Von „Cool Japan“ merkt man eigentlich kaum etwas, solange man sich in Japan aufhält. Jedenfalls kommen mir die verschiedenen kulturellen Elemente, die Japans coolness ausmachen — Manga, Anime, Games, Jugendkulturen, Konsumkultur, Essen etc. —, nicht cool vor; nicht einmal in Shibuya, wo sie sich verdichten. Der erste Eindruck japanischer Großstädte ist der einer ungeheuren semiotischen Wucherung und Datenflut, einer Verquickung widersprüchlichster Vorstellungen. Aus solchen kulturellen Mischungen speist sich auch Tokyos Energie, doch zugleich hat man es hier mit einer seltsam introvertierten, verschlossenen Stadt zu tun. Historische Ordnung und logische Kohärenz sind zwar gewaltsam adaptiert worden, Ironie und Zynismus gibt es hingegen kaum. Die postmoderne Eklektizität dieser Stadt ist eine durch und durch naive; sie mutet geradezu naturgegeben an.Aber Kulturprodukte aus Japan wirken durchaus cool, wenn man ihnen außerhalb Japans begegnet, in einer Umgebung, die durch eine andere Sprache und andere kulturelle Maßstäbe geprägt ist. Zum Beispiel würde ich kaum auf die Idee kommen, japanische Gegenwartsautoren wie Murakami Haruki auf Japanisch zu lesen, doch es gefällt mir, deren Übersetzungen in einer ausländischen Buchhandlung stehen zu sehen. Genauso geht es mir mit Übersetzungen japanischer Comics, und ich finde es spannend, wenn Nichtjapaner Kimono tragen oder sich in Japans traditionellen Kampfsportarten und darstellenden Künsten üben. Mit anderen Worten, die besagte coolness ergibt sich nicht aus einem inneren Wesen der japanischen Kultur, sondern vielmehr aus deren Verpflanzung in andere Kulturen, aus einem Prozeß des „Übersetzens“.

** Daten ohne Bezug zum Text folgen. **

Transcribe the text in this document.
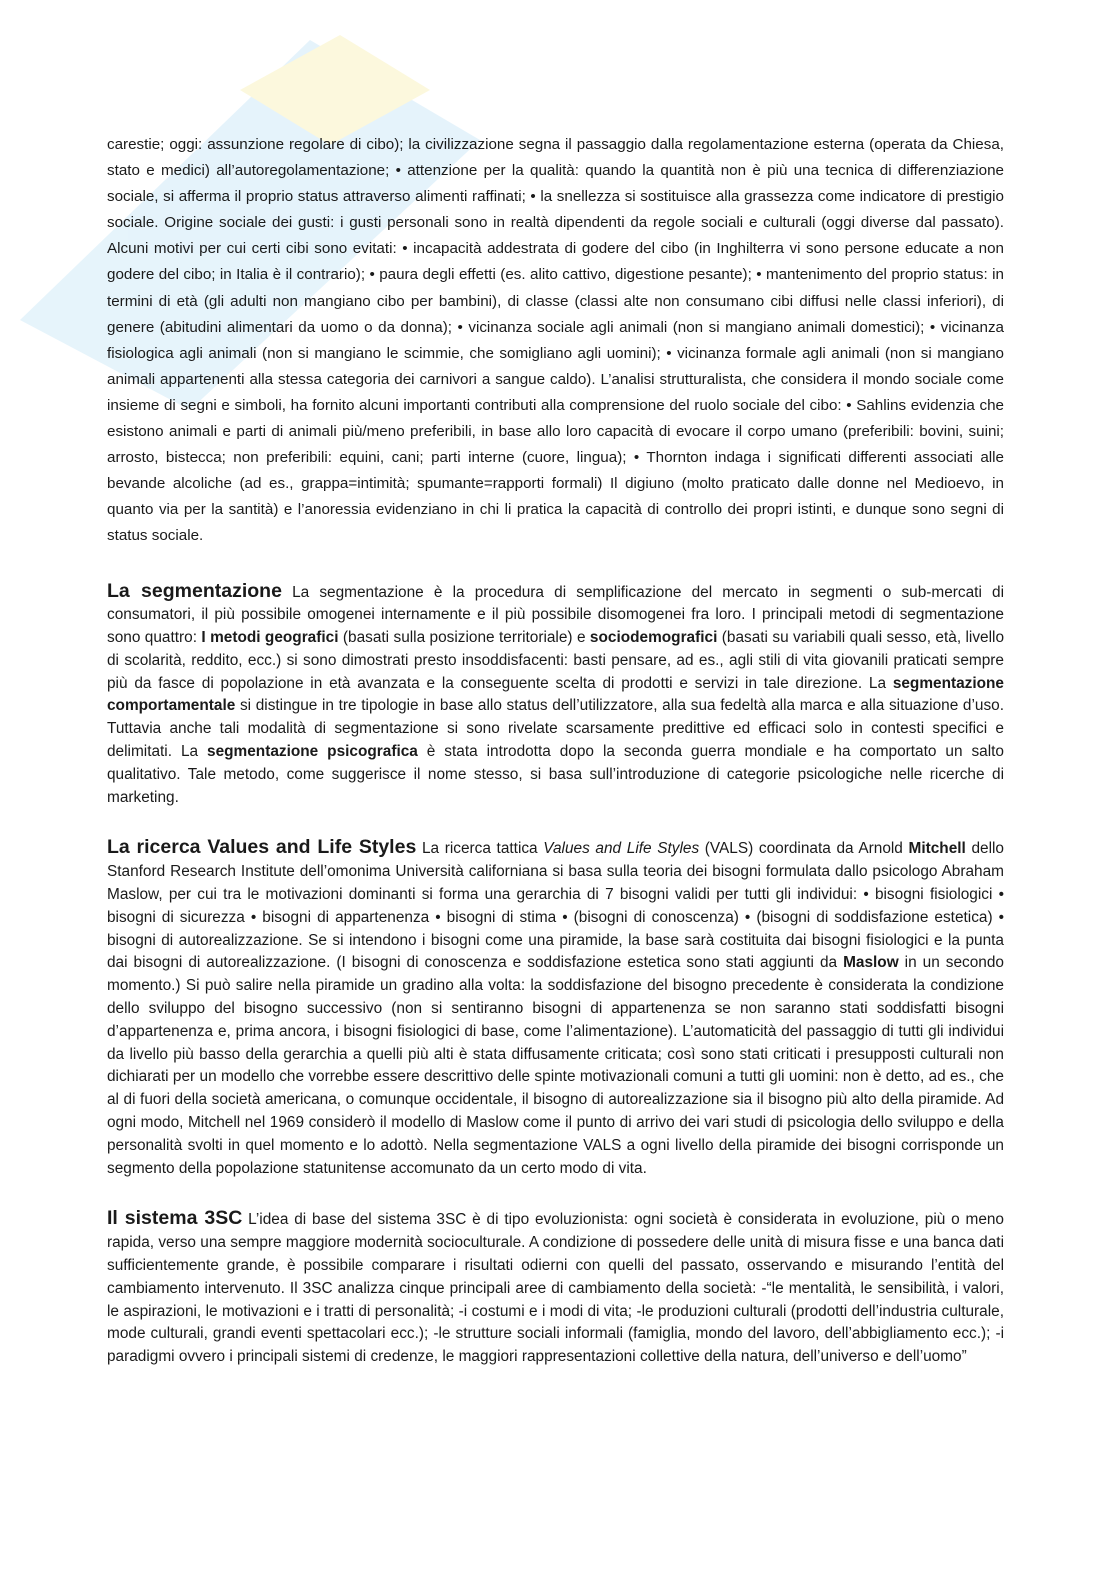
carestie; oggi: assunzione regolare di cibo); la civilizzazione segna il passaggio dalla regolamentazione esterna (operata da Chiesa, stato e medici) all’autoregolamentazione; • attenzione per la qualità: quando la quantità non è più una tecnica di differenziazione sociale, si afferma il proprio status attraverso alimenti raffinati; • la snellezza si sostituisce alla grassezza come indicatore di prestigio sociale. Origine sociale dei gusti: i gusti personali sono in realtà dipendenti da regole sociali e culturali (oggi diverse dal passato). Alcuni motivi per cui certi cibi sono evitati: • incapacità addestrata di godere del cibo (in Inghilterra vi sono persone educate a non godere del cibo; in Italia è il contrario); • paura degli effetti (es. alito cattivo, digestione pesante); • mantenimento del proprio status: in termini di età (gli adulti non mangiano cibo per bambini), di classe (classi alte non consumano cibi diffusi nelle classi inferiori), di genere (abitudini alimentari da uomo o da donna); • vicinanza sociale agli animali (non si mangiano animali domestici); • vicinanza fisiologica agli animali (non si mangiano le scimmie, che somigliano agli uomini); • vicinanza formale agli animali (non si mangiano animali appartenenti alla stessa categoria dei carnivori a sangue caldo). L’analisi strutturalista, che considera il mondo sociale come insieme di segni e simboli, ha fornito alcuni importanti contributi alla comprensione del ruolo sociale del cibo: • Sahlins evidenzia che esistono animali e parti di animali più/meno preferibili, in base allo loro capacità di evocare il corpo umano (preferibili: bovini, suini; arrosto, bistecca; non preferibili: equini, cani; parti interne (cuore, lingua); • Thornton indaga i significati differenti associati alle bevande alcoliche (ad es., grappa=intimità; spumante=rapporti formali) Il digiuno (molto praticato dalle donne nel Medioevo, in quanto via per la santità) e l’anoressia evidenziano in chi li pratica la capacità di controllo dei propri istinti, e dunque sono segni di status sociale.
La segmentazione La segmentazione è la procedura di semplificazione del mercato in segmenti o sub-mercati di consumatori, il più possibile omogenei internamente e il più possibile disomogenei fra loro. I principali metodi di segmentazione sono quattro: I metodi geografici (basati sulla posizione territoriale) e sociodemografici (basati su variabili quali sesso, età, livello di scolarità, reddito, ecc.) si sono dimostrati presto insoddisfacenti: basti pensare, ad es., agli stili di vita giovanili praticati sempre più da fasce di popolazione in età avanzata e la conseguente scelta di prodotti e servizi in tale direzione. La segmentazione comportamentale si distingue in tre tipologie in base allo status dell’utilizzatore, alla sua fedeltà alla marca e alla situazione d’uso. Tuttavia anche tali modalità di segmentazione si sono rivelate scarsamente predittive ed efficaci solo in contesti specifici e delimitati. La segmentazione psicografica è stata introdotta dopo la seconda guerra mondiale e ha comportato un salto qualitativo. Tale metodo, come suggerisce il nome stesso, si basa sull’introduzione di categorie psicologiche nelle ricerche di marketing.
La ricerca Values and Life Styles La ricerca tattica Values and Life Styles (VALS) coordinata da Arnold Mitchell dello Stanford Research Institute dell’omonima Università californiana si basa sulla teoria dei bisogni formulata dallo psicologo Abraham Maslow, per cui tra le motivazioni dominanti si forma una gerarchia di 7 bisogni validi per tutti gli individui: • bisogni fisiologici • bisogni di sicurezza • bisogni di appartenenza • bisogni di stima • (bisogni di conoscenza) • (bisogni di soddisfazione estetica) • bisogni di autorealizzazione. Se si intendono i bisogni come una piramide, la base sarà costituita dai bisogni fisiologici e la punta dai bisogni di autorealizzazione. (I bisogni di conoscenza e soddisfazione estetica sono stati aggiunti da Maslow in un secondo momento.) Si può salire nella piramide un gradino alla volta: la soddisfazione del bisogno precedente è considerata la condizione dello sviluppo del bisogno successivo (non si sentiranno bisogni di appartenenza se non saranno stati soddisfatti bisogni d’appartenenza e, prima ancora, i bisogni fisiologici di base, come l’alimentazione). L’automaticità del passaggio di tutti gli individui da livello più basso della gerarchia a quelli più alti è stata diffusamente criticata; così sono stati criticati i presupposti culturali non dichiarati per un modello che vorrebbe essere descrittivo delle spinte motivazionali comuni a tutti gli uomini: non è detto, ad es., che al di fuori della società americana, o comunque occidentale, il bisogno di autorealizzazione sia il bisogno più alto della piramide. Ad ogni modo, Mitchell nel 1969 considerò il modello di Maslow come il punto di arrivo dei vari studi di psicologia dello sviluppo e della personalità svolti in quel momento e lo adottò. Nella segmentazione VALS a ogni livello della piramide dei bisogni corrisponde un segmento della popolazione statunitense accomunato da un certo modo di vita.
Il sistema 3SC L’idea di base del sistema 3SC è di tipo evoluzionista: ogni società è considerata in evoluzione, più o meno rapida, verso una sempre maggiore modernità socioculturale. A condizione di possedere delle unità di misura fisse e una banca dati sufficientemente grande, è possibile comparare i risultati odierni con quelli del passato, osservando e misurando l’entità del cambiamento intervenuto. Il 3SC analizza cinque principali aree di cambiamento della società: -“le mentalità, le sensibilità, i valori, le aspirazioni, le motivazioni e i tratti di personalità; -i costumi e i modi di vita; -le produzioni culturali (prodotti dell’industria culturale, mode culturali, grandi eventi spettacolari ecc.); -le strutture sociali informali (famiglia, mondo del lavoro, dell’abbigliamento ecc.); -i paradigmi ovvero i principali sistemi di credenze, le maggiori rappresentazioni collettive della natura, dell’universo e dell’uomo”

Bekanntlich wird die japanische Kultur heute nicht zum ersten Mal als cool rezipiert. So war man Ende des 19. Jahrhunderts in Europa von ukiyoe-Farbholzschnitten, netsuke und buddhistischer Kunst fasziniert, von der Kultur der Edo-Ära, die im Zuge der staatlichen Verwestlichungspolitik vielen in Japan damals als überholt galt. In den 1960er Jahren, zur Zeit der Hippie-Kultur, gab es dann eine starke Neigung zu nichtwestlichen Geisteswelten, allen voran der indischen. In diesem Zusammenhang entdeckt man für sich Zen, Kampfkunst und Teezeremonie, Nô-Spiel, Kabuki-Theater und Tanz (butô) und zwar als etwas zutiefst Meditatives. Und jedesmal, wenn Japans Kultur den Westen ästhetisch faszinierte, haben Japaner über diese Anerkennung durch den „Anderen/Fremden“ ihre eigene kulturelle Identität gebildet. Anders gesagt, die „kulturelle Tradition“, die Japaner als ihr Eigenes empfinden, ist sozusagen über den Blick des westlichen „Anderen“, über die Verinnerlichung eines fremden Begehrens entstanden.
Damit stellt sich die Frage, ob das Cool Japan der Gegenwart, also der jüngste Japan-Boom, der diesmal hauptsächlich an der Populärkultur ansetzt, nichts weiter als eine Neuauflage vergangener Moden ist, oder ob sich damit ein kulturelles Wechselverhältnis ankündigt, welches es in den 150 Jahren seit Japans Modernisierung so noch nie gegeben hat. Ich würde mit Letzteres wünschen. Mehr noch, ich denke, dass man die gegenwärtige Lage nutzen muss, um neuartige Austauschverhältnisse zu entwickeln. Dafür aber hat man sich zu fragen, was denn überhaupt „neu“ sein soll. Und eben darum geht es mir mit den folgenden Überlegungen.
Bei den Japan-Moden der Vergangenheit, von denen es zumindest die zwei genannten gab, fanden vor allem traditionelle Kunstgegenstände und Architektur bzw. die hochgradig vergeistigte Kultur von Zen und bushidô Beifall. Als Flugzeuge noch nicht dem Massenverkehr dienten und elektronische Medien wie das Internet noch nicht zur Verfügung standen, konnte man sich eine fremde Kultur wahrscheinlich nur als verfeinerten kulturellen contents vorstellen. Das betrifft nicht nur die Rezeption japanischer Kultur im Westen, sondern umgekehrt auch die Rezeption westlicher Kultur in Japan. Das Bild, das man sich früher von der japanischen Kultur machte, war somit stark durch Exotismus und Ästhetisierung gekennzeichnet. Und auch das innerjapanische Japan-Bild, also das auf der Internalisierung des westlichen Blicks beruhende kulturelle Selbstbild war ästhetisierend-hochkulturell ausgerichtet.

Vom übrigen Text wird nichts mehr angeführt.